What would God do in Iraq?

Some time ago, as I was struggling through a difficult professional decision, I sought advice from a friend who I knew was spiritually sensitive. When I’m in these situations, she offered, I sometimes ask myself: What would God want me to do?

I’m sure that my friend was not envisioning the Almighty as some sort of omnipotent career counselor in the sky. Rather, her suggestion reflected the hope that I would be helped by calling on God for strength and a clarifying sense of how my own values and priorities should shape my decision.

Judging by the slogan made popular a few years ago — What Would Jesus Do? — I’d say that many Americans ask themselves a version of that question on topics from the sublime to the ridiculous. God has been evoked by those who created this nation and those who have presided over it in times of prosperity and peril, and some of President Bush’s statements in Bob Woodward’s latest book fit neatly into a rhetorical context that dates to Jefferson, Lincoln, Carter and Reagan.

In “Plan of Attack,” Woodward writes that when Bush was asked whether he consulted his father, a president who also fought a war in the same daunting theater, he replied: “You know, he is the wrong father to appeal to in terms of strength. There is a higher father that I appeal to.”

No matter your religious persuasion, there’s a certain solace in knowing that the person making the lonely decision to risk the lives of countrymen and untold innocent strangers has a reservoir of faith on which to draw. But this president freely and aggressively goes a step further, by repeatedly framing America’s concept of political freedom as a gift from God, one we are obligated to spread, as he says, “to every man and woman in this world.”

This almost imperceptible switch from personal appeal to national justification is deeply troubling. It leaves the inevitable impression that the president believes he is doing God’s work by toppling the modern-day Satanic dictator in Iraq and portrays American foreign policy as a theologically driven struggle between good and evil, rather than a process driven by both values and reason.

As comforting as it is to imagine God on our side — not writing battle plans, of course, but as a legitimizing influence — the consequences ought to give us great pause. Ronald Reagan might have used similar language in articulating the struggle between the United States and the Soviet Union during the Cold War, but that struggle, though it erupted into violence at the edges from time to time, remained more psychological than actual. Arguably, the imperative then was to avoid war, not create it.

Now that we have done so in Iraq, however, the questions must be raised: Did God intend more than 700 American servicemen and women to return home in the flag-draped coffins the public is not supposed to see? Was it part of a divine plan that, according to some estimates, more than 6,000 Iraqi military personnel and nearly 11,000 civilians should lose their lives since hostilities began? Are they not God’s children, too?

“I’m surely not going to justify war based upon God,” Bush told Woodward after giving the order to initiate the fighting. But then, as if to do just that, the president added: “Nevertheless, in my case I pray that I be as good a messenger of his will as possible.”

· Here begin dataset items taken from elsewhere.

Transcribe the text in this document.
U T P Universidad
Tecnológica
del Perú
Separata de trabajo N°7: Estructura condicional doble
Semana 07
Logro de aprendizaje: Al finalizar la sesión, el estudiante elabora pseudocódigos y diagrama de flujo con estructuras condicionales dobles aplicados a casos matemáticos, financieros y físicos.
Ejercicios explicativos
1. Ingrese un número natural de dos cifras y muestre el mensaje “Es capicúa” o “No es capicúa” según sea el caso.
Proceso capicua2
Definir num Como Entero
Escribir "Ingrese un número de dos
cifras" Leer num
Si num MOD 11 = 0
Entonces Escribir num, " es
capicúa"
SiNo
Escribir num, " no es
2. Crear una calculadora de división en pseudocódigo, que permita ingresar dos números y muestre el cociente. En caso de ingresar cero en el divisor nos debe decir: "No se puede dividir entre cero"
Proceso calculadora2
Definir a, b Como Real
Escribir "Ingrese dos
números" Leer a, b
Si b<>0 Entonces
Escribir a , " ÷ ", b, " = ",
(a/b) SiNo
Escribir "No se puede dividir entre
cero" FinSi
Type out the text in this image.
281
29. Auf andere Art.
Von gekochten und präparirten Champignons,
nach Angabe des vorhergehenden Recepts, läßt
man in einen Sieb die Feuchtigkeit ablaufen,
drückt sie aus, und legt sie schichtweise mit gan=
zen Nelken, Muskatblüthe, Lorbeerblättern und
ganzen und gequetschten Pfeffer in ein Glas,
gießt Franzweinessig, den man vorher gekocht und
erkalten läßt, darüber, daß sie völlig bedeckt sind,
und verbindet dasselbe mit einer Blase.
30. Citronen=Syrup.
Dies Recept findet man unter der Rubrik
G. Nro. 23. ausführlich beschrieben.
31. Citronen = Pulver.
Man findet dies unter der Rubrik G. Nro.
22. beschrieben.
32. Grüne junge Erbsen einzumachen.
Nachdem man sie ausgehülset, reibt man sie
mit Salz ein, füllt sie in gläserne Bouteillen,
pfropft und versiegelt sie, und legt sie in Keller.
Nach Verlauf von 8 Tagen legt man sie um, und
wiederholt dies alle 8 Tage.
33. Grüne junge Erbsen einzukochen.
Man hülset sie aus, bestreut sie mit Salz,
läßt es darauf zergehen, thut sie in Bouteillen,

Historically, presidents have been very, very careful to restrict God’s role in military conflict to blessing the nation and protecting the troops. Perhaps that comes from the recognition that the Almighty is summoned by many people on many sides. As Abraham Lincoln said in his second inaugural address in describing North and South after years of conflict: “Both read the same Bible and pray to the same God, and each invokes his aid against the other.”

What would God do today in Iraq? I humbly submit that only God knows.